The Orlando Sentinel has all the details, but we want to highlight a few of the unfortunately common labor violations illustrated by this case.
Payment for uniforms
One of the issues the U.S. Labor Department uncovered in its investigation was that employees were paying for uniforms out their paychecks. This alone isn’t necessarily a violation of employment laws, but the expense caused some employees’ hourly rates to fall below the minimum wage. Under New York law, in certain circumstances, employees are entitled to additional pay for maintenance of their required uniforms.
Poor record keeping
The investigation also found administrators were doing a poor job of keeping records of the hours and compensation of employees. Due to this poor record keeping, some employees were not being paid for all the hours they worked, and some employees were found to be doing work outside of their scheduled shift. This highlights the importance of employers keeping accurate records; failing to do so is often found to be a violation of the law.
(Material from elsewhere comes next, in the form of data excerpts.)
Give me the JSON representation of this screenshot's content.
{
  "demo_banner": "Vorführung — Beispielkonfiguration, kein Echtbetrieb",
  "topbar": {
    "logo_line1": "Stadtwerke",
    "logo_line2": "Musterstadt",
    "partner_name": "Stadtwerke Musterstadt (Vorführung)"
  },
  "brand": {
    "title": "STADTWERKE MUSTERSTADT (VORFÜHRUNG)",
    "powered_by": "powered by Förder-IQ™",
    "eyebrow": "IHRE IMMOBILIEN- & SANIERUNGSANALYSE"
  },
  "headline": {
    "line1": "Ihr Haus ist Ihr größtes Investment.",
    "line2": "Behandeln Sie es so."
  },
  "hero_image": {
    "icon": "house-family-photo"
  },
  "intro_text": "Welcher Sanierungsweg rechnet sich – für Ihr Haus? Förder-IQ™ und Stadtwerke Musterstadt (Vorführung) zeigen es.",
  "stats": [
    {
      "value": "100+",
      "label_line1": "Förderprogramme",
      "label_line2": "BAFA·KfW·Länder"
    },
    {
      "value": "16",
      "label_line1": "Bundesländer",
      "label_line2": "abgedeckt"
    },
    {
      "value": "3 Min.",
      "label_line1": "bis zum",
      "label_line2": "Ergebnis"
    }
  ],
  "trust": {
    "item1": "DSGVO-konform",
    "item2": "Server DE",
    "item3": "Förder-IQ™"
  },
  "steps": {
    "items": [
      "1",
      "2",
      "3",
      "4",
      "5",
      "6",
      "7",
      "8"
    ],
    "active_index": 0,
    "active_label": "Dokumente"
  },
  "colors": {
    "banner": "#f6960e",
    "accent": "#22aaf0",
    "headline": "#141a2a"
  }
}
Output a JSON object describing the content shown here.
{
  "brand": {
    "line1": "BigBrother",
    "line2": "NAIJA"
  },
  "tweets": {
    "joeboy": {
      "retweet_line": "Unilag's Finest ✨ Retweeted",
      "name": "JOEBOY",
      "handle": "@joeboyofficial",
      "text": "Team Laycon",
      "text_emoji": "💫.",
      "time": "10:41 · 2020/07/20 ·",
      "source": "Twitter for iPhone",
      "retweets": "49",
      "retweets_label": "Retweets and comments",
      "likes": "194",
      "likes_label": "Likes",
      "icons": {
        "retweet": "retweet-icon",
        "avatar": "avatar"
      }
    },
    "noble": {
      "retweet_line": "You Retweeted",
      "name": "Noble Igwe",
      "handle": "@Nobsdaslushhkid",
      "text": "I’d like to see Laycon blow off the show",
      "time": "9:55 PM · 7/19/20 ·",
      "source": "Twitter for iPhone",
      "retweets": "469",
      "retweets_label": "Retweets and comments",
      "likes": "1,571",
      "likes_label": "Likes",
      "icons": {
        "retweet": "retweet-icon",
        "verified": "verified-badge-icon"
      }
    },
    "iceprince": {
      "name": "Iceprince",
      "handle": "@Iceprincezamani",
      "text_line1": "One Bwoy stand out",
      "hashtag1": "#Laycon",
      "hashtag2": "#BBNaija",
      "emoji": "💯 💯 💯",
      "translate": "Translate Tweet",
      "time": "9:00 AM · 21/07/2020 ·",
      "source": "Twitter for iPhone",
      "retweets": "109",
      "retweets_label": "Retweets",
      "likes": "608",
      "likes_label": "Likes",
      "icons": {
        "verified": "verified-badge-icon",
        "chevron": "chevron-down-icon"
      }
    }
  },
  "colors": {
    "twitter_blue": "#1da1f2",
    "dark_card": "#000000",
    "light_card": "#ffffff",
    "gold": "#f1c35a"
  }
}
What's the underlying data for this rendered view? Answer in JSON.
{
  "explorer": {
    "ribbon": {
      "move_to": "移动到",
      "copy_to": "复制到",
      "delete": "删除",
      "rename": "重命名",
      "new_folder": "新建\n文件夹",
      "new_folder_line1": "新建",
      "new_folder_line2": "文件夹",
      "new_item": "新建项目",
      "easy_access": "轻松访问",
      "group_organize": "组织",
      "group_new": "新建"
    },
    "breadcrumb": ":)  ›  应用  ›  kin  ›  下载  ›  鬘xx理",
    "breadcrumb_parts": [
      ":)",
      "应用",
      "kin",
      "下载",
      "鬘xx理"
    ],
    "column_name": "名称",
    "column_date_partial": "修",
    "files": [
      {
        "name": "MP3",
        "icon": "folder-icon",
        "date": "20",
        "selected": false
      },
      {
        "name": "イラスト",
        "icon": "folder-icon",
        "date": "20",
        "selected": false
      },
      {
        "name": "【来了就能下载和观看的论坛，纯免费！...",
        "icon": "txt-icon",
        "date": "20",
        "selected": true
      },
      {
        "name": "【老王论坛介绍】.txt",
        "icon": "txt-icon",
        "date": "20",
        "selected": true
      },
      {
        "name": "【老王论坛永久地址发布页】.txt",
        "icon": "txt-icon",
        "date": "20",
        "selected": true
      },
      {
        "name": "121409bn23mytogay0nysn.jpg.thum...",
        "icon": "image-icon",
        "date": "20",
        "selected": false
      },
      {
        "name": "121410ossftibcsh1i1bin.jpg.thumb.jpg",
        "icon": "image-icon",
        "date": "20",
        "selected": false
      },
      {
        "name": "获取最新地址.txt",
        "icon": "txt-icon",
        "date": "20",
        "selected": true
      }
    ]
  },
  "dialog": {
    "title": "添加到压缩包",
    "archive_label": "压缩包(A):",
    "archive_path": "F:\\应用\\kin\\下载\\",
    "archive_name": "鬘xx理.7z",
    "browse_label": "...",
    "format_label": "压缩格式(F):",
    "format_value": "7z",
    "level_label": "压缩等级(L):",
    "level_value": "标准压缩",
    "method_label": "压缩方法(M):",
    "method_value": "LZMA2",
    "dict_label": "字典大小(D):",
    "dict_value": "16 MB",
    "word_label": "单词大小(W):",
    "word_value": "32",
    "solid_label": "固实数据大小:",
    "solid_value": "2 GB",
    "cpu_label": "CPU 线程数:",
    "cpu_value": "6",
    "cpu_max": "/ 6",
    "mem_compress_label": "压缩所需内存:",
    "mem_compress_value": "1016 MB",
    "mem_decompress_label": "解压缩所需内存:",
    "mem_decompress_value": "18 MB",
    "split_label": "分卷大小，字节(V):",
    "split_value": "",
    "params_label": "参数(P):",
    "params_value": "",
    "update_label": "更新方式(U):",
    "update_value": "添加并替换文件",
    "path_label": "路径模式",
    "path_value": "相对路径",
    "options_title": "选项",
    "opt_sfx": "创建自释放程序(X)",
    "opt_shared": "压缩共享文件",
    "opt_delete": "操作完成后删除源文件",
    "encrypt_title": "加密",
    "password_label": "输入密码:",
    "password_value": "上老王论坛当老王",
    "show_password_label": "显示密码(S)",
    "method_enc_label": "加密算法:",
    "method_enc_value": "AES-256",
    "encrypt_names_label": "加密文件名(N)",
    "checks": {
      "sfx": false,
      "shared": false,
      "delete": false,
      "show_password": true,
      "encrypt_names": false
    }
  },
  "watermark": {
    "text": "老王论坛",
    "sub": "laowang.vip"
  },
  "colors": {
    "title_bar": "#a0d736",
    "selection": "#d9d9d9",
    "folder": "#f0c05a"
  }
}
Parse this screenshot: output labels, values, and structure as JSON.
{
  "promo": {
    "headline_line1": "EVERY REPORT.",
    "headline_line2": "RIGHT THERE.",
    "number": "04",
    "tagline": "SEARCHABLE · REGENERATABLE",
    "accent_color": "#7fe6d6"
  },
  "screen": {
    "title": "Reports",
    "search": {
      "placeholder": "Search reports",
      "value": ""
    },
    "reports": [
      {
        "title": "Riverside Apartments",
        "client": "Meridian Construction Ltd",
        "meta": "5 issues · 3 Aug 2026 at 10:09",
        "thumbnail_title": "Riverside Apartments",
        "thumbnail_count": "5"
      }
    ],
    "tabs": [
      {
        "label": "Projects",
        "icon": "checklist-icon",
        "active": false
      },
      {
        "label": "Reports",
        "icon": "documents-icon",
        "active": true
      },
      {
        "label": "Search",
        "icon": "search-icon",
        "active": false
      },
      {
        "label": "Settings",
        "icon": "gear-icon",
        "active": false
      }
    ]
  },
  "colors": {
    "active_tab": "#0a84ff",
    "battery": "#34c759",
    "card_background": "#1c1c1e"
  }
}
Unpaid time for administrative tasks
The report also found that employees often wouldn’t be paid for 15 minutes of work before and after their shifts. This led to Disney instituting a new training policy for administrators that educated them on tasks that must be included in an employee’s work time, such as logging onto computers and signing out keys.
This case highlights a few areas where seemingly small mistakes can lead to big issues for employers and leave employees with less than the full compensation they are entitled to receive.